Titanic - Harland & Wolff denies claim shipbuilder was at fault
Titanic - Harland & Wolff denies claim shipbuilder was at fault

A new expert analysis of the Titanic disaster has concluded that the tragic sinking can be blamed on low-grade rivets that the ship's builders used on some parts of the liner.

Co-author Timothy Foecke said the company, Harland and Wolff of Belfast, needed to build the ship quickly and at reasonable cost, which may have compromised quality.

'Under the pressure to get these ships up, they ramped up the riveters, found materials from additional suppliers, and some was not of quality,' said Mr Foecke, who is a metallurgist at the US National Institute of Standards and Technology.

That the shipyard was building two other vessels at the same time added to the difficulty of getting the millions of rivets needed, he added.

More than 1,500 people died when the Titanic, advertised as an 'unsinkable' luxury liner, struck an iceberg on its maiden voyage in 1912 and went down in the North Atlantic less than three hours later.

'The company knowingly purchased weaker rivets, but I think they did it not knowing they would be purchasing something substandard enough that when they hit an iceberg their ship would sink,' said co-author Jennifer Hooper McCarty, who started researching the Titanic's rivets in 1999.

The company disputes the idea that inferior rivets were at fault. The theory has been around for years, but McCarty and Foecke's new book, 'What Really Sank the Titanic', outlines their extensive research into the H&W archives and surviving rivets from the Titanic.

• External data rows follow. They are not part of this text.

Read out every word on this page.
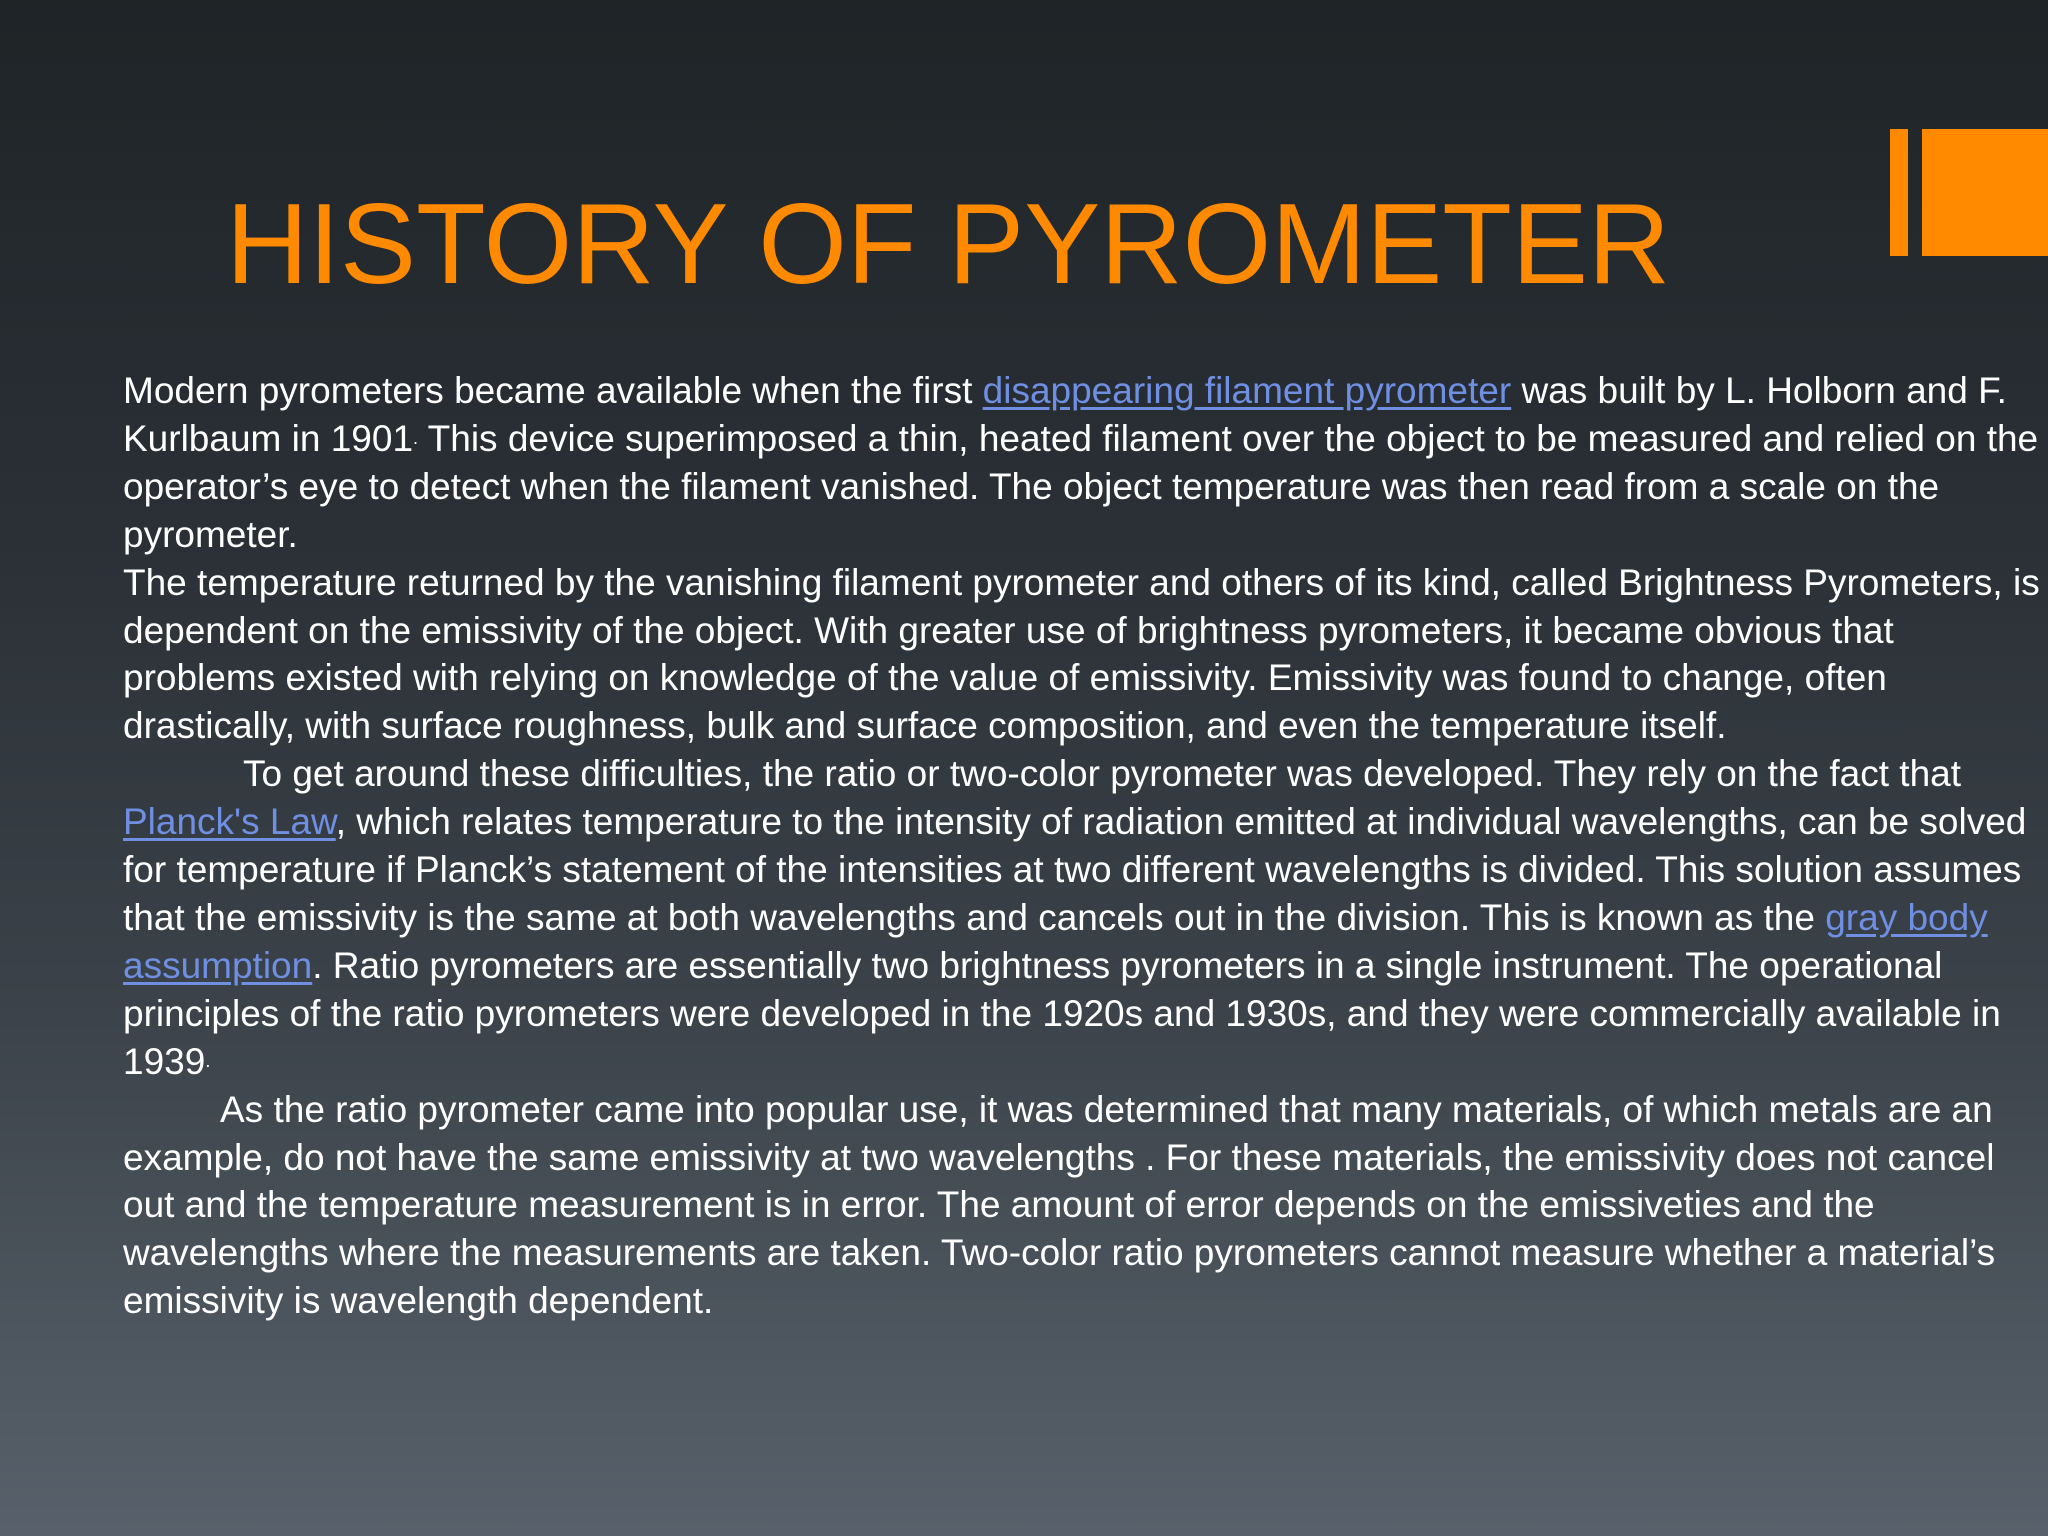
HISTORY OF PYROMETER

Modern pyrometers became available when the first disappearing filament pyrometer was built by L. Holborn and F. Kurlbaum in 1901. This device superimposed a thin, heated filament over the object to be measured and relied on the operator’s eye to detect when the filament vanished. The object temperature was then read from a scale on the pyrometer.

The temperature returned by the vanishing filament pyrometer and others of its kind, called Brightness Pyrometers, is dependent on the emissivity of the object. With greater use of brightness pyrometers, it became obvious that problems existed with relying on knowledge of the value of emissivity. Emissivity was found to change, often drastically, with surface roughness, bulk and surface composition, and even the temperature itself.

To get around these difficulties, the ratio or two-color pyrometer was developed. They rely on the fact that Planck's Law, which relates temperature to the intensity of radiation emitted at individual wavelengths, can be solved for temperature if Planck’s statement of the intensities at two different wavelengths is divided. This solution assumes that the emissivity is the same at both wavelengths and cancels out in the division. This is known as the gray body assumption. Ratio pyrometers are essentially two brightness pyrometers in a single instrument. The operational principles of the ratio pyrometers were developed in the 1920s and 1930s, and they were commercially available in 1939.

As the ratio pyrometer came into popular use, it was determined that many materials, of which metals are an example, do not have the same emissivity at two wavelengths . For these materials, the emissivity does not cancel out and the temperature measurement is in error. The amount of error depends on the emissiveties and the wavelengths where the measurements are taken. Two-color ratio pyrometers cannot measure whether a material’s emissivity is wavelength dependent.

Ms McCarty spent two years in Britain studying the company's archives and works on the training and working conditions of shipyard workers. She and Mr Foecke also studied engineering textbooks from the 1890s and early 1900s to learn more about shipbuilding practices and materials.

Mr Foecke said the main question was not whether the Titanic would sink after hitting the iceberg, but how fast the ship went down.

His analysis showed the builders used stronger steel rivets where they expected the greatest stress and weaker iron rivets for the stern and the bow, where they thought there would be less pressure, he said. But it was the ship's bow that struck the iceberg.

Harland and Wolff spokesman Joris Minne disputed the findings. 'We always say there was nothing wrong with the Titanic when it left here,' he said.

When the iceberg hit the Titanic, it scraped alongside the ship. Mr Foecke said this affected a number of seams in the bow and the weak rivets let go, putting more pressure on the strong rivets.

'Six compartments flooded. If the rivets were on average better quality, five compartments may have flooded and the ship would have stayed afloat longer and more people would have been saved,' Foecke said. 'If four compartments flooded, the ship may have limped to Halifax.'

Retired Harland and Wolff naval engineer David Livingstone, who has also researched the ship's sinking, has said their conclusions that the rivets were to blame for the sinking are 'misleading and incorrect' because they do not consider the ship's overall design and the historical context.

'You can't just look at the material and say it was substandard,' Livingstone said. 'Of course material from 100 years ago would be inferior to material today.'

He said he has found no document to support the argument that Harland and Wolff knowingly used substandard material.

He pointed out that the Olympic, a ship the company built at the same time using the same materials, had a long life with no troubles. The third vessel turned out in the early 1900s was attacked and sunk in World War I.

Contrary to Mr Foecke's theory, Mr Livingstone said, the Titanic did not go down fast compared to other ships that have sunk.

He said the Titanic did not capsize, as do most sinking ships, but maintained an even keel until the last moment, going down after about 2 1/2 hours when the weight of the water it took on became too much.